Wednesday, December 22, 2010

Too Often, Our "Heroes" Aren't Heroes

Mike Jones is a man to be admired and praised. He did his job very well and with the highest professional standards. But Mike Jones is not a hero.

Mike Jones is the security chief for the Bay District School System in Panama City, Florida, and last week he carried out his assigned duties by responding quickly to an emergency and putting himself in harm’s way. In other words, Mike did what he was trained, hired, and paid to do.

I am not diminishing his actions one bit. I want Mike Jones on my side in an emergency, just like I want Captain Sully Sullenberger at the controls of any airliner I’m aboard. Because I know Sully, like Mike Jones, will handle an emergency the way he is trained, hired, and paid to do.

Neither Mike Jones nor Captain Sullenberger will acknowledge that they’re heroes. Because, dammit, they’re not.

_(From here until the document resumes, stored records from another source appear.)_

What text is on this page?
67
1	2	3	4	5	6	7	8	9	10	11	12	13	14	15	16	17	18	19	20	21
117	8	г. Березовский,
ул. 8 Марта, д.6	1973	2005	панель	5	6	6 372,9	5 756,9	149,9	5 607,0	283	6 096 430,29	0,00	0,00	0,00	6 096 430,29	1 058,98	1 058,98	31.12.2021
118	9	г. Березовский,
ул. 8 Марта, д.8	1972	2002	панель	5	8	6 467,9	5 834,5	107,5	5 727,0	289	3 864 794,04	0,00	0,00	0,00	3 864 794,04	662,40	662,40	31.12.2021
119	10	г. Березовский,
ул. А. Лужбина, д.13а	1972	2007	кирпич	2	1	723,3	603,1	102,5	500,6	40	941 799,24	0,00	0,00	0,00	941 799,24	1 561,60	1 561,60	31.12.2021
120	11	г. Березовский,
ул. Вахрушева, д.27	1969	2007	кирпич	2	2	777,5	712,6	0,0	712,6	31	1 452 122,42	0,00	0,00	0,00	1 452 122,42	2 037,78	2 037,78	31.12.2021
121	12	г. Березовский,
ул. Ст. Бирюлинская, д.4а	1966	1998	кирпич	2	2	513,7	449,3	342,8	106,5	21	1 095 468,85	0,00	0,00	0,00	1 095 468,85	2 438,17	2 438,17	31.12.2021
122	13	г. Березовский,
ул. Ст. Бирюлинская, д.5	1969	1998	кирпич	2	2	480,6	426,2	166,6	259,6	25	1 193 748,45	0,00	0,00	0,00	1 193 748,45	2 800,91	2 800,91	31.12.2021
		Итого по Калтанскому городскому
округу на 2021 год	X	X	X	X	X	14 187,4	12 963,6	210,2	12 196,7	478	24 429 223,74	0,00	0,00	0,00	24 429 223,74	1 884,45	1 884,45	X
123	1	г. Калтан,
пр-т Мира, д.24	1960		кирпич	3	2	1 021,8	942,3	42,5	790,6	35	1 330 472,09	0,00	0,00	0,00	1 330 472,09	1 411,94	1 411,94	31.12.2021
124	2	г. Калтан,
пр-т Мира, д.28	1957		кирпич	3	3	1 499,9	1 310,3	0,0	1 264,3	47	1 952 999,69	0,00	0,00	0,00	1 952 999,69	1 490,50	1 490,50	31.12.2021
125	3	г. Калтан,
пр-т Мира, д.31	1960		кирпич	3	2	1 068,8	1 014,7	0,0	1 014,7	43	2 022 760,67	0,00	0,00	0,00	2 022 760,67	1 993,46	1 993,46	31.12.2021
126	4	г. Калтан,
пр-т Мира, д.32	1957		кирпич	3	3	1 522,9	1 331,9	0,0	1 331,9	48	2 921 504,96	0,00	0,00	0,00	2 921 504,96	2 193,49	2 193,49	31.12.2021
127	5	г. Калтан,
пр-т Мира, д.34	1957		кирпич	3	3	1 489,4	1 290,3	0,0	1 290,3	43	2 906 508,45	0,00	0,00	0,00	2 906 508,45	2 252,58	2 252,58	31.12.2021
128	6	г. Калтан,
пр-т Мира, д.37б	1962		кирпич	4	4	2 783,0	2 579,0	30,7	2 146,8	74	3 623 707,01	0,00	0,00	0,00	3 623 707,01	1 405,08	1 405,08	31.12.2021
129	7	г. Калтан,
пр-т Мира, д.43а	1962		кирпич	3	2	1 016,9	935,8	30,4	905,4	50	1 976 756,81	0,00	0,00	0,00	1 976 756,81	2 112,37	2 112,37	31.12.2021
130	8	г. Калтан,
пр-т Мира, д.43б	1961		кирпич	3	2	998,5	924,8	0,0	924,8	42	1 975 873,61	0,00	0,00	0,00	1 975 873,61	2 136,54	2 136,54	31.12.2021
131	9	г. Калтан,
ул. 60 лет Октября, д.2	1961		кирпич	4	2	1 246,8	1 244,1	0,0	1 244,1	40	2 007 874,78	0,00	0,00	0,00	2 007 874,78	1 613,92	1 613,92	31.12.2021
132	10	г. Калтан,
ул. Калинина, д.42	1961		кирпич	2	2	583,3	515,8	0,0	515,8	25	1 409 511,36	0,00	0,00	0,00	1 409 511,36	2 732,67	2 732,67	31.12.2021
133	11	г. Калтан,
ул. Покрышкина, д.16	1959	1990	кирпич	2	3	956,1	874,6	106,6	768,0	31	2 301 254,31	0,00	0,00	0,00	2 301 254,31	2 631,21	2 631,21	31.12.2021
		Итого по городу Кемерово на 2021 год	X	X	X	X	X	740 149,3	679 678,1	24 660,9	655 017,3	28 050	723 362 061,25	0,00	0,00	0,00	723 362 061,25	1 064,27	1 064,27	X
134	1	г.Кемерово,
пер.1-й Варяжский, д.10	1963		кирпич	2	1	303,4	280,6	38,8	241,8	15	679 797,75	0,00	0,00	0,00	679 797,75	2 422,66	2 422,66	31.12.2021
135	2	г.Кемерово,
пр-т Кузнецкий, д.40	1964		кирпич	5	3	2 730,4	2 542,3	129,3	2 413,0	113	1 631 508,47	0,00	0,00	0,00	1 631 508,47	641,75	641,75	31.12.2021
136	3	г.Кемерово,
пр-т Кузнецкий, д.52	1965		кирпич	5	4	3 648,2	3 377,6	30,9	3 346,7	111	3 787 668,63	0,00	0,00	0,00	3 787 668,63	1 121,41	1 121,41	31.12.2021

Our media has so destroyed the meaning of the word that at least three national news networks, a few months ago, called the passengers stranded on a disabled cruise ship for a few days “heroes.”

Heroes aren’t that easy to come by. And, probably it’s because it’s just the way they’re put together, when ordinary folks do extraordinary things and put themselves at great risk to help someone else, they almost always say they’re not a hero, and are doing what anybody else would do in the situation. Most of them are quite modest.

Who was the “hero” in the Panama City school board shooting? School Board member Ginger Littleton.

After the gunman let her and the other women on the board leave, she could have done nothing but thank her lucky stars and prayed that Mike Jones got there in time to save some lives. But she did what she was NOT trained, hired, nor paid to do. She put her own life in mortal risk by sneaking up behind the gunman and trying to disarm him by slamming her purse against his gun-holding hand.

As usual, the media got it wrong. She’s the real hero here.

2 comments:

  1. I completely agree with you, Tim. We should celebrate the competence and skill of men like Mike Jones and "Sully" Sullenberger, as well as their cool heads in a crisis, but society should not consider it heroic to do one's job as one was trained to do. It sends the message that slacking off or screwing up on the job is the default expectation in our society.